With high end draft picks not always panning out for the Chicago Bears, they've gone a different route in recent years and traded away high draft picks for known NFL talent. The verdict on this approach is still out, but looks promising for now.
Coming into the 2010 NFL draft, the Chicago Bears were pretty much set as to what positions need to be filled; free safety, offensive guard and defensive backs all came to mind. With the Bears not having a pick until the third round, finding immediate impact players at need positions is tough, not impossible, but tough. So the Bears filled what they could, and in my opinion, drafted the best player available each time their number was called.
It’s pretty much a given that free safety was the Bears biggest hole to fill. Thus with the 75th overall pick, the Bears chose the best player at the free safety position available, Major Wright. The 5’11" 206 lb. Wright should challenge for a starting job as soon as training camp begins.
After free safety, the biggest position need varies a little bit. Though many would agree that a less than stellar offensive line needs to be re-tooled, some would argue that more pass rush and secondary help would serve this team better. Bears brass must have agreed with the latter.
Even though the Bears lost three defensive ends this off season (A. Brown, A. Ogunleye & G. Adams), they did gain maybe the best defensive end in the game, Julius Peppers. Still, losing three and gaining only one did not make end a position of need in Chicago. Youngsters Henry Melton and Jarron Gilbert are projected to pick up the pass rush slack, along with versatile veteran Israel Idonije and former starter Mark Anderson.

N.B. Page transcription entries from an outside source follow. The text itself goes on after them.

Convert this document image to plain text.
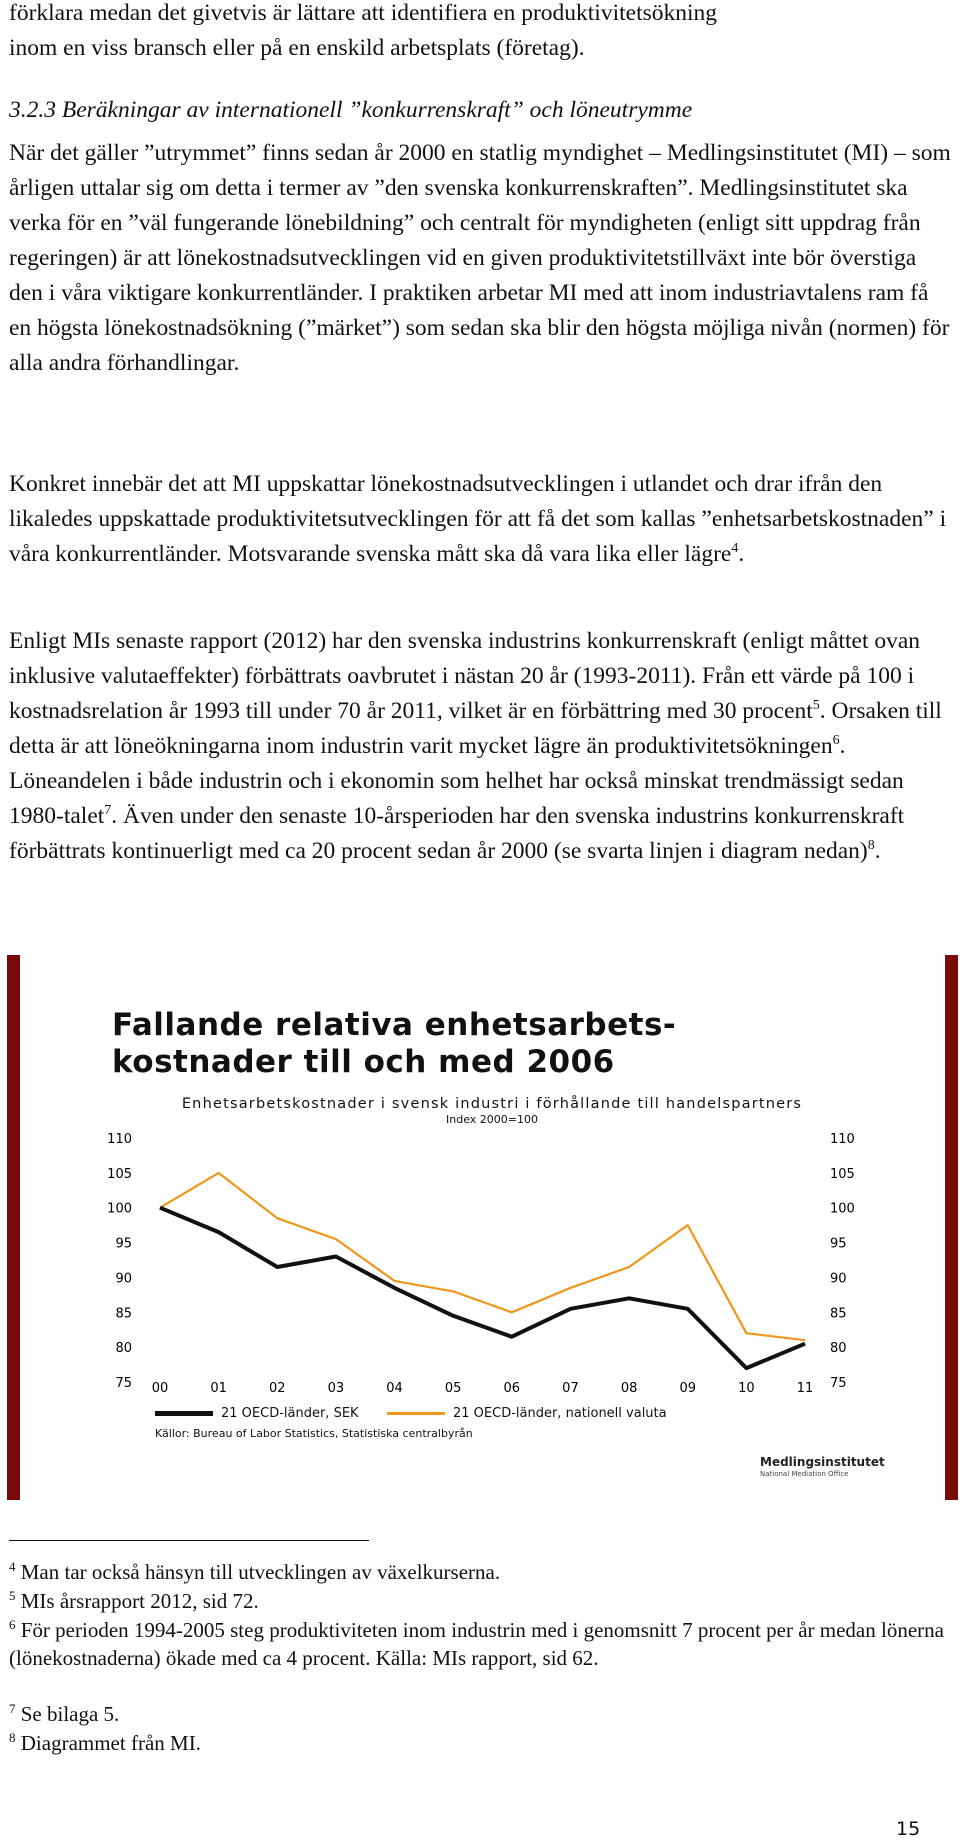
förklara medan det givetvis är lättare att identifiera en produktivitetsökning

inom en viss bransch eller på en enskild arbetsplats (företag).

3.2.3 Beräkningar av internationell ”konkurrenskraft” och löneutrymme

När det gäller ”utrymmet” finns sedan år 2000 en statlig myndighet – Medlingsinstitutet (MI) – som årligen uttalar sig om detta i termer av ”den svenska konkurrenskraften”. Medlingsinstitutet ska verka för en ”väl fungerande lönebildning” och centralt för myndigheten (enligt sitt uppdrag från regeringen) är att lönekostnadsutvecklingen vid en given produktivitetstillväxt inte bör överstiga den i våra viktigare konkurrentländer. I praktiken arbetar MI med att inom industriavtalens ram få en högsta lönekostnadsökning (”märket”) som sedan ska blir den högsta möjliga nivån (normen) för alla andra förhandlingar.

Konkret innebär det att MI uppskattar lönekostnadsutvecklingen i utlandet och drar ifrån den likaledes uppskattade produktivitetsutvecklingen för att få det som kallas ”enhetsarbetskostnaden” i våra konkurrentländer. Motsvarande svenska mått ska då vara lika eller lägre$^4$.

Enligt MIs senaste rapport (2012) har den svenska industrins konkurrenskraft (enligt måttet ovan inklusive valutaeffekter) förbättrats oavbrutet i nästan 20 år (1993-2011). Från ett värde på 100 i kostnadsrelation år 1993 till under 70 år 2011, vilket är en förbättring med 30 procent$^5$. Orsaken till detta är att löneökningarna inom industrin varit mycket lägre än produktivitetsökningen$^6$. Löneandelen i både industrin och i ekonomin som helhet har också minskat trendmässigt sedan 1980-talet$^7$. Även under den senaste 10-årsperioden har den svenska industrins konkurrenskraft förbättrats kontinuerligt med ca 20 procent sedan år 2000 (se svarta linjen i diagram nedan)$^8$.

Fallande relativa enhetsarbets-
kostnader till och med 2006
Enhetsarbetskostnader i svensk industri i förhållande till handelspartners
Index 2000=100
75	75
80	80
85	85
90	90
95	95
100	100
105	105
110	110
00	01	02	03	04	05	06	07	08	09	10	11
21 OECD-länder, SEK	21 OECD-länder, nationell valuta
Källor: Bureau of Labor Statistics, Statistiska centralbyrån
Medlingsinstitutet
National Mediation Office

$^4$ Man tar också hänsyn till utvecklingen av växelkurserna.

$^5$ MIs årsrapport 2012, sid 72.

$^6$ För perioden 1994-2005 steg produktiviteten inom industrin med i genomsnitt 7 procent per år medan lönerna (lönekostnaderna) ökade med ca 4 procent. Källa: MIs rapport, sid 62.

$^7$ Se bilaga 5.

$^8$ Diagrammet från MI.

15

Nevertheless, when Northwestern defensive end Corey Wootton dropped all the way to the fourth round, the Bears felt that they could not pass on the pass rush specialist. A serious knee injury at the end of the 2008 season caused Wootton to have a sub-par ’09 season, hence his draft status dropped dramatically; otherwise the 6’6 versatile play maker was projected to go in the early rounds on this year’s draft.
If Wootton fully recovers from the ’08 knee injury, he could be one of the major steals in this draft. With rumors of Henry Melton falling out of favor in Chicago, and the guessing game that is Mark Anderson, maybe the Bears addressed a need while also taking the best player available.

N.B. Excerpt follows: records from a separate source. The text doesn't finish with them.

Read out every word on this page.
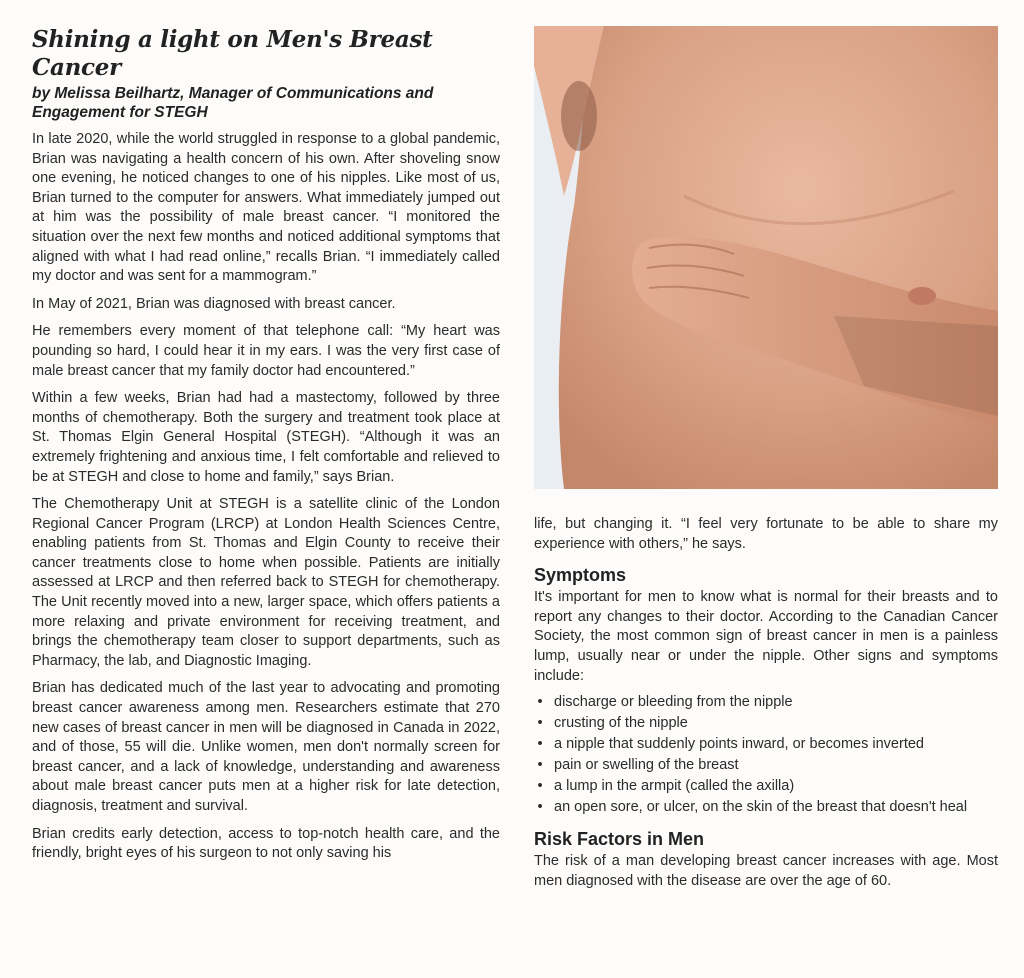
Shining a light on Men's Breast Cancer
by Melissa Beilhartz, Manager of Communications and Engagement for STEGH

In late 2020, while the world struggled in response to a global pandemic, Brian was navigating a health concern of his own. After shoveling snow one evening, he noticed changes to one of his nipples. Like most of us, Brian turned to the computer for answers. What immediately jumped out at him was the possibility of male breast cancer. “I monitored the situation over the next few months and noticed additional symptoms that aligned with what I had read online,” recalls Brian. “I immediately called my doctor and was sent for a mammogram.”

In May of 2021, Brian was diagnosed with breast cancer.

He remembers every moment of that telephone call: “My heart was pounding so hard, I could hear it in my ears. I was the very first case of male breast cancer that my family doctor had encountered.”

Within a few weeks, Brian had had a mastectomy, followed by three months of chemotherapy. Both the surgery and treatment took place at St. Thomas Elgin General Hospital (STEGH). “Although it was an extremely frightening and anxious time, I felt comfortable and relieved to be at STEGH and close to home and family,” says Brian.

The Chemotherapy Unit at STEGH is a satellite clinic of the London Regional Cancer Program (LRCP) at London Health Sciences Centre, enabling patients from St. Thomas and Elgin County to receive their cancer treatments close to home when possible. Patients are initially assessed at LRCP and then referred back to STEGH for chemotherapy. The Unit recently moved into a new, larger space, which offers patients a more relaxing and private environment for receiving treatment, and brings the chemotherapy team closer to support departments, such as Pharmacy, the lab, and Diagnostic Imaging.

Brian has dedicated much of the last year to advocating and promoting breast cancer awareness among men. Researchers estimate that 270 new cases of breast cancer in men will be diagnosed in Canada in 2022, and of those, 55 will die. Unlike women, men don't normally screen for breast cancer, and a lack of knowledge, understanding and awareness about male breast cancer puts men at a higher risk for late detection, diagnosis, treatment and survival.

Brian credits early detection, access to top-notch health care, and the friendly, bright eyes of his surgeon to not only saving his

life, but changing it. “I feel very fortunate to be able to share my experience with others,” he says.

Symptoms

It's important for men to know what is normal for their breasts and to report any changes to their doctor. According to the Canadian Cancer Society, the most common sign of breast cancer in men is a painless lump, usually near or under the nipple. Other signs and symptoms include:

• discharge or bleeding from the nipple
• crusting of the nipple
• a nipple that suddenly points inward, or becomes inverted
• pain or swelling of the breast
• a lump in the armpit (called the axilla)
• an open sore, or ulcer, on the skin of the breast that doesn't heal
Risk Factors in Men

The risk of a man developing breast cancer increases with age. Most men diagnosed with the disease are over the age of 60.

The rest of the Bears 2010 draft looks similar; select the best player still on the board. With pick #141 the Bears chose who they felt was the best defensive back still available, Kansas St.’s Joshua Moore. Moore’s aggressiveness and ball hawking skills make him a perfect fit for the Bears Cover 2 scheme. His impact should be felt on special teams immediately.
The Bears picking quarterback Dan LeFevour in the 6th round should prove the point that they were picking best player available. We all know that Jay Cutler is not going anywhere and should be the Bears starting play caller for the next 8-10 years. However, there is no clear cut back up to Cutler, and the way he took hits last year a dependable backup is a must. LeFevour was rated very highly by some draft experts and just like Wootton, it was a surprise to the Bears that he was still on the board when their selection came around. There is even talk surfacing that LeFevour could be worked in at wide receiver. With his talents as a quarterback, I think this is somewhat of a stretch.

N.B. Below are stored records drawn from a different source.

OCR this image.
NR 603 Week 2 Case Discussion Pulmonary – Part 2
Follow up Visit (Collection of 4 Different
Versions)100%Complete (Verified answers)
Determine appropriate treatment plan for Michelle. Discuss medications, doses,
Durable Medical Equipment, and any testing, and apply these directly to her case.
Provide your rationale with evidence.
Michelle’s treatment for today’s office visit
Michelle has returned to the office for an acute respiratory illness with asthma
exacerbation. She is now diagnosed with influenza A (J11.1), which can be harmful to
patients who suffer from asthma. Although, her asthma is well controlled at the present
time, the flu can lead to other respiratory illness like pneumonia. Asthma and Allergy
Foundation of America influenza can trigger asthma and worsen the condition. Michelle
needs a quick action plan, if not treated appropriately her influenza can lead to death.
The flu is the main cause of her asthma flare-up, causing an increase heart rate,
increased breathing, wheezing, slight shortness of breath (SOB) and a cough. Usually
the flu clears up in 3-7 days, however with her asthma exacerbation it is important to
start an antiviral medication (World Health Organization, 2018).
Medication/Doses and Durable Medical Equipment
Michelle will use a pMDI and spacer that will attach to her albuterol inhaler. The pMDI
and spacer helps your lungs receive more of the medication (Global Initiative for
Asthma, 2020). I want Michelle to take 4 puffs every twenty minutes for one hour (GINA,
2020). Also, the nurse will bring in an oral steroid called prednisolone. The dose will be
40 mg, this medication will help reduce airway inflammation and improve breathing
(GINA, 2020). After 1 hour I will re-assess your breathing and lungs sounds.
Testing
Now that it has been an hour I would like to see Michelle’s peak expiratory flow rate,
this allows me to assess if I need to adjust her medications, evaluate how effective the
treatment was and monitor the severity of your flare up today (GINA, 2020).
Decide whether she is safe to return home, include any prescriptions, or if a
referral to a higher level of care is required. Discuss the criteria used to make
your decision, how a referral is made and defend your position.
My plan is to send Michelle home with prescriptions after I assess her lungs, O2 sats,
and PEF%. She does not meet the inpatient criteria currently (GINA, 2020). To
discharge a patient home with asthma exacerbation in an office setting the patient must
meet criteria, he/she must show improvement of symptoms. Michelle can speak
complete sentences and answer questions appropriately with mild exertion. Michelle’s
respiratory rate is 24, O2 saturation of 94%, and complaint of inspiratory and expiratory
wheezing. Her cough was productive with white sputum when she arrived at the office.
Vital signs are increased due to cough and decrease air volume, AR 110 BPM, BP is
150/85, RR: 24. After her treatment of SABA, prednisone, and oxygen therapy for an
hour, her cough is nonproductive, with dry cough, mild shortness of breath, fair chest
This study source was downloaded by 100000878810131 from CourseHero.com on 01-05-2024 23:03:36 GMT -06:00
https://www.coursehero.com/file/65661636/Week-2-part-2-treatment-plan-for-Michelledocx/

So with four picks gone and only one left, the Bears finally addressed their offensive line by picking tackle J’Marcus Webb. Now, if picking a small school project in the seventh round is supposed to fix our offensive line issues, we are in trouble. Webb is big, 6’8" 328lbs, but lacks strength for his size. Even if he develops over the next couple of years under Bears o-line coach Mike Tice, he is still projected as a backup. If Webb can develop into a serviceable backup/special teams contributor, the Bears may have found a last round gem.
So with all five picks used up, the Bears still do not have a new offensive guard. They must like the development of last year’s seventh round pick Lance Louis or unproven Johan Asiata. There is always the dependable Josh Beekman or the possibility of signing recently released former Pro Bowler Alan Faneca. In a pinch, there is always the multifaceted Frank Omiyale who recently was penciled in at right tackle, but did start 12 games for the Bears at guard last season.
Not having any draft picks in the first two rounds the last two years, has made the Bears reach on some players. Besides receiver Johnny Knox, we are still waiting to see what our crop of late round picks from last year have to offer.
Jay Cutler and Julius Peppers' impact in Chicago will forever be judged against the Bears 2009 and 2010 drafts; my money and hopes are on Cutler and Peppers.